The Department of Justice and AT&T traded flowery language in pre-trial briefs filed Friday while outlining their positions ahead of their March 19 court showdown over whether the U.S. government can block AT&T’s attempt to acquire Time Warner for $85 billion.
The filings came a day after some former DOJ officials in their own court filing expressed concern over President Donald Trump’s influence over the agency’s move to sue, as retaliation for negative coverage by Time Warner-owned cable news network CNN.
The government today in its filing dinged some of AT&T’s arguments in favor of a merger, referring to them as “the Star Wars defense” — that the DOJ’s objections are “from a long time ago in a galaxy far, far away. Not so.”
Settlement talks between the government and AT&T failed in December, setting up the showdown. At issue is the vertical deal that had sailed through many agencies’ review process and was thought to be days away from a DOJ stamp of approval. But in the lawsuit filed November 20, the DOJ said the merger would raise prices for rival distributors and also pay-TV subscribers, while hampering the growth of online video.
In its pre-trial brief (read it here) today, AT&T said the DOJ’s case — which hinges partly on the theory that the merger will force competitors to pay hundreds of millions of dollars more per year for the right to distribute its raft of networks — “like a Persian cat with its fur shaved, is alarmingly pale and thin.”
Execs at AT&T have publicly questioned the timeline of DOJ’s interference.

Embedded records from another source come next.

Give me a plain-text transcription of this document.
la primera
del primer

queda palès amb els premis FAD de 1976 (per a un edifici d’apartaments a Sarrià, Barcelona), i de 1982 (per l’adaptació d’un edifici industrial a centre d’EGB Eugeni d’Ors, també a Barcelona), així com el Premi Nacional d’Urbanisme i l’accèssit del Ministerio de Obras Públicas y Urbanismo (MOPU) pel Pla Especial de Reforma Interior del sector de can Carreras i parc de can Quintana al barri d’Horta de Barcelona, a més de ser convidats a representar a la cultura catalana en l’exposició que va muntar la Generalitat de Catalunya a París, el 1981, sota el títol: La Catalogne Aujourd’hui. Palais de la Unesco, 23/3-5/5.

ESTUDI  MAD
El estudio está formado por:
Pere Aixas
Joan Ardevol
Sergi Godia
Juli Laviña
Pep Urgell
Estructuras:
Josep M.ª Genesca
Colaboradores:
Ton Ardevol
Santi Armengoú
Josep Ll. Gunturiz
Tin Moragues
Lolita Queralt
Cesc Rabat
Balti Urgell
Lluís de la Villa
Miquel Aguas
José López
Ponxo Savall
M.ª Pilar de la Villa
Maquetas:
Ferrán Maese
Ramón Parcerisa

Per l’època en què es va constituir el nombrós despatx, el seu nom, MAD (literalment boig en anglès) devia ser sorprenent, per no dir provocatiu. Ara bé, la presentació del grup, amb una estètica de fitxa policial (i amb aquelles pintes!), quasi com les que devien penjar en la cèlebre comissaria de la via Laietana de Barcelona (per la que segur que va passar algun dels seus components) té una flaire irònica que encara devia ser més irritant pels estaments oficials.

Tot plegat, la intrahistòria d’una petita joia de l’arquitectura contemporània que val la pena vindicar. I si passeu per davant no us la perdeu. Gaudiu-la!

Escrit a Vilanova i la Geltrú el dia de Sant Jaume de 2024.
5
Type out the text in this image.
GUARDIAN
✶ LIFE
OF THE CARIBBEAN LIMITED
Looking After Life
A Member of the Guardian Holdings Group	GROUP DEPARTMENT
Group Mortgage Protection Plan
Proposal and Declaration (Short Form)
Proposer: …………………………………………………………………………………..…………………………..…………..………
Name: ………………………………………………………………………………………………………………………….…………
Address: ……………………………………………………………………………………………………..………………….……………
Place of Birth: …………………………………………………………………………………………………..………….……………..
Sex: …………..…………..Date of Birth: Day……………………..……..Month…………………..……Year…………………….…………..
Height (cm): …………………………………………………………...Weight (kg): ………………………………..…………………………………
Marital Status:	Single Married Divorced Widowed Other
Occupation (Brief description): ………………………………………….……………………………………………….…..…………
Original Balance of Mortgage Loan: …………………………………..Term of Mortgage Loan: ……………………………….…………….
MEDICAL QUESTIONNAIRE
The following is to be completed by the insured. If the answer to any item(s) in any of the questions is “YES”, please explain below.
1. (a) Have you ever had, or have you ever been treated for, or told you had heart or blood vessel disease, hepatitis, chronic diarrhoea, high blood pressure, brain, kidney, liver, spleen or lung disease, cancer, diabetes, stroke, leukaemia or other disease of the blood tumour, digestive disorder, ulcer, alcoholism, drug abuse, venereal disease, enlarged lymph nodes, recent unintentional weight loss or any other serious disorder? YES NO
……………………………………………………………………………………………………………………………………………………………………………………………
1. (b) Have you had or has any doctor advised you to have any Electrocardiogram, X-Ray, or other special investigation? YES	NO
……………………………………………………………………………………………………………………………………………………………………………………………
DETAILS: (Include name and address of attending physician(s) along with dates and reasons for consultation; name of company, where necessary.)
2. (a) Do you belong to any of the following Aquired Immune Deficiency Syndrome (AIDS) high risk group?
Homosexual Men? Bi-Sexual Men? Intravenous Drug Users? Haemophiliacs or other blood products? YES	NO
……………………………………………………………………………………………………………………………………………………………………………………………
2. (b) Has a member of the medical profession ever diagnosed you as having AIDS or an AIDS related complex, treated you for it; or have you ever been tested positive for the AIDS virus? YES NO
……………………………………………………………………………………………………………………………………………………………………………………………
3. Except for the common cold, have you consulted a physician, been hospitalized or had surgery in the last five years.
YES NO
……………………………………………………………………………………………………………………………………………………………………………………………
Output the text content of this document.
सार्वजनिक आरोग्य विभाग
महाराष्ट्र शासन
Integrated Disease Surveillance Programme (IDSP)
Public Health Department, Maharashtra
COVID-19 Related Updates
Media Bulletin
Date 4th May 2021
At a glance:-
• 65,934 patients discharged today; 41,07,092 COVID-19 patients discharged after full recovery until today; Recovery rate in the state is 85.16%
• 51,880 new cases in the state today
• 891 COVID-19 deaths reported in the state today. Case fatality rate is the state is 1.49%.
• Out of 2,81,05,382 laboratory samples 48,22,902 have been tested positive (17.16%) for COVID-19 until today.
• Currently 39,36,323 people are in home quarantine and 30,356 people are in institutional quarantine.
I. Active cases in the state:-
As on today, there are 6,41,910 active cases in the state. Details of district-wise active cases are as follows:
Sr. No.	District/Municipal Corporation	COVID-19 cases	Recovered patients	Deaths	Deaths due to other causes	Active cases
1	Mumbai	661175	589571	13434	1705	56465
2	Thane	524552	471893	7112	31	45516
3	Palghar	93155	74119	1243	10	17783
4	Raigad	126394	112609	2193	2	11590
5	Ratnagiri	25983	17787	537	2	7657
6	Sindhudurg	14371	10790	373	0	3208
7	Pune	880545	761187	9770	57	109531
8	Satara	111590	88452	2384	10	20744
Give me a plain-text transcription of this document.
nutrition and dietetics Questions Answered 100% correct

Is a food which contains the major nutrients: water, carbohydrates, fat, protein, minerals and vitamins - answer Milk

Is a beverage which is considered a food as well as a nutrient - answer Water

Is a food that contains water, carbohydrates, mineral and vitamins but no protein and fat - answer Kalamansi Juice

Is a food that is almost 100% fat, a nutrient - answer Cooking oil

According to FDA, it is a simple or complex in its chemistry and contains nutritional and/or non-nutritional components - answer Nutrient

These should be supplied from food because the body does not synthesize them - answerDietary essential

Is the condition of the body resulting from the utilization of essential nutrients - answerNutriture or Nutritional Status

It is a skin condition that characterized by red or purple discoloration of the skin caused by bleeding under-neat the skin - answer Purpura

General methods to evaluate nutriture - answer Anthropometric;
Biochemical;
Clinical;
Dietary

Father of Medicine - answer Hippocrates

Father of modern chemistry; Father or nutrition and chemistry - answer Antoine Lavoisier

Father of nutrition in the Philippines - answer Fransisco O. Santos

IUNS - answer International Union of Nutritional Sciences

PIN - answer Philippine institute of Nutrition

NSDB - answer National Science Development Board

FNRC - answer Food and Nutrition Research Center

The suit was filed after talks with regulators who said AT&T could have an easier time if it shed CNN or other large assets as a condition of their approval. AT&T boss Randall Stephenson has said he has no plans to part with CNN.
Among the former DOJers who filed Thursday’s brief about being wary of political interference in the case were Preet Bharara, the former U.S. Attorney for the Southern District of New York, and former U.S. Attorney General John Dean, who served prison time for his role in the Watergate scandal that ended in the resignation of President Richard Nixon.